The company took on some former Holden staff around the time of the Elizabeth plant closure in 2017, but Reynolds said the focus now was on attracting skilled ex-pats wanting to return to Australia from the United Kingdom.
He said there was also good collaboration between BusTech and Brabham Automotive staff in Adelaide.
“In the early days we provided a soft landing for a lot of (local) manufacturing staff and engineering staff, which has helped transfer knowledge capability into our organisation,” he said.
“More recently we’ve been hiring Australians from the UK looking to come back home from a COVID exposed position but who wanted to remain in automotive.
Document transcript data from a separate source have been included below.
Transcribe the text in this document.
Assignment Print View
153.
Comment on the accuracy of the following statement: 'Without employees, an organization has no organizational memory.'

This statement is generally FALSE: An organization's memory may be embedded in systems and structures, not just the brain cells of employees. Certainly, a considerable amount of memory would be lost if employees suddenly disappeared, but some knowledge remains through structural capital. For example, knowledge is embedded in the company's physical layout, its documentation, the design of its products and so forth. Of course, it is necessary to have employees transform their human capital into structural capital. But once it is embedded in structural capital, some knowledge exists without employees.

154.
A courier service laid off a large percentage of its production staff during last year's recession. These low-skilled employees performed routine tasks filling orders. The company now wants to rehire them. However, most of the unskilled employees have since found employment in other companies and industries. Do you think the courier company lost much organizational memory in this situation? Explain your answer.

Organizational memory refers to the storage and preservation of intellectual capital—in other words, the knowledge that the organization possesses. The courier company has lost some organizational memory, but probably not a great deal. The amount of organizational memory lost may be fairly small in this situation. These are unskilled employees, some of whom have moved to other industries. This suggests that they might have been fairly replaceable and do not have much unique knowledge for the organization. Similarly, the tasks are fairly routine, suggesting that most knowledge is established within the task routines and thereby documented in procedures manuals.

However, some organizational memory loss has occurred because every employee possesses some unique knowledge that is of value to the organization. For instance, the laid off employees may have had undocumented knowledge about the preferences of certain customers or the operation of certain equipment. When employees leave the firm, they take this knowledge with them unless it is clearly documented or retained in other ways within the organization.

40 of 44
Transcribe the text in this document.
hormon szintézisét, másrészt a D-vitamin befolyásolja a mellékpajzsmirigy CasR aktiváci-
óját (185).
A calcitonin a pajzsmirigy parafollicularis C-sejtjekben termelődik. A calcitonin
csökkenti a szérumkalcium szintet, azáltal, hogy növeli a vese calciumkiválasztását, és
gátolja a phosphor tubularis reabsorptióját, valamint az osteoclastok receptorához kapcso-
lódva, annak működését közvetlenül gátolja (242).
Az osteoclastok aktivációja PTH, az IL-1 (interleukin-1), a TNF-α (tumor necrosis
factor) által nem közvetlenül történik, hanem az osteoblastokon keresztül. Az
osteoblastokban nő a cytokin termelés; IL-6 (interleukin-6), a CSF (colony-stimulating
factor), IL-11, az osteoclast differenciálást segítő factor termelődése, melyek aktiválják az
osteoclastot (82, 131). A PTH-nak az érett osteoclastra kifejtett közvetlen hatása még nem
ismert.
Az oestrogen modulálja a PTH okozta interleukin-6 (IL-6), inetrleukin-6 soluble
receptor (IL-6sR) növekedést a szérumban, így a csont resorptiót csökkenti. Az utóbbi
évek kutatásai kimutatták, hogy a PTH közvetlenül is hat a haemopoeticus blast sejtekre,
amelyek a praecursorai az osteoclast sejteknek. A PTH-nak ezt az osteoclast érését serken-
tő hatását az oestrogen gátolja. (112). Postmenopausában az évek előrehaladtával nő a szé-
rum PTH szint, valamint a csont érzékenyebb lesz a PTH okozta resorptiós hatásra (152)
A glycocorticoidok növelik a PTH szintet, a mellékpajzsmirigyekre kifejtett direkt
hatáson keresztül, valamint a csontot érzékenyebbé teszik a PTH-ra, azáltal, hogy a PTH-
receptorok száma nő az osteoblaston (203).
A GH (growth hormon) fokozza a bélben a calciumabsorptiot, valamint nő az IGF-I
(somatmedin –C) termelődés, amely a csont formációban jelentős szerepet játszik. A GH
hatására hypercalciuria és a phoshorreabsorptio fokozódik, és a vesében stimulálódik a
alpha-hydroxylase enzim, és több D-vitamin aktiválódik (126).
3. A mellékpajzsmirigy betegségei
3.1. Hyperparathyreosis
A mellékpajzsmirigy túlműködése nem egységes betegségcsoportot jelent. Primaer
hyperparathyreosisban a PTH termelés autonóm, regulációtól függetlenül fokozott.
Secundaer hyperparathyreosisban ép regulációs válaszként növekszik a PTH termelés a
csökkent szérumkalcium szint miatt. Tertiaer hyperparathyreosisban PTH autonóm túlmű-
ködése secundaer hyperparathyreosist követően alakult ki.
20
“We’ve brought engineers in from Jaguar Land Rover, McLaren and Aston Martin so we’ve been able to look at Australians who went overseas and who have looked to come back home but couldn’t quite find the same positions with their skill sets.
“The more that we’ve scaled, we’ve become a more attractive proposition for those Australians returning home and they bring new perspectives of niche vehicle manufacture and technology and that’s really helping the team as well.”
BusTech doesn’t have the Australian electric bus market to itself.
Melbourne-headquartered Volgren is the industry-leading bus manufacturer in Australia and has zero emission partnerships for an imported chassis model.
Sydney-based Custom-Denning expects to release its production model electric bus in April.
“And we know that Scania and Volvo are planning to bring their rolling electric chassis in over the next 12 to 18 months as well,” Reynolds said.
But the former Tesla executive said the next 12 months would provide BusTech the delivery window for what it had been working on for the past four years.
“It’s something that in the post-Holden era is a good demonstration of what’s possible and in the post-COVID era it should give us much confidence that we don’t need to be net importers of technology, it’s an opportunity for us to take matters into our own hands,” Reynolds said.
“I was part of the Tesla team in the early days that set up the Model S factory on the West Coast of America.
“The easy decision for Tesla would have been to go to the East Coast but the right decision was to stay on the West Coast because it bred the culture of the group.
“We have something similar here now – the easy decision would be to replicate the old business model with the new technology but the right thing to do is embrace what this new technology can bring to us in terms of jobs and transformation to see what’s possible.”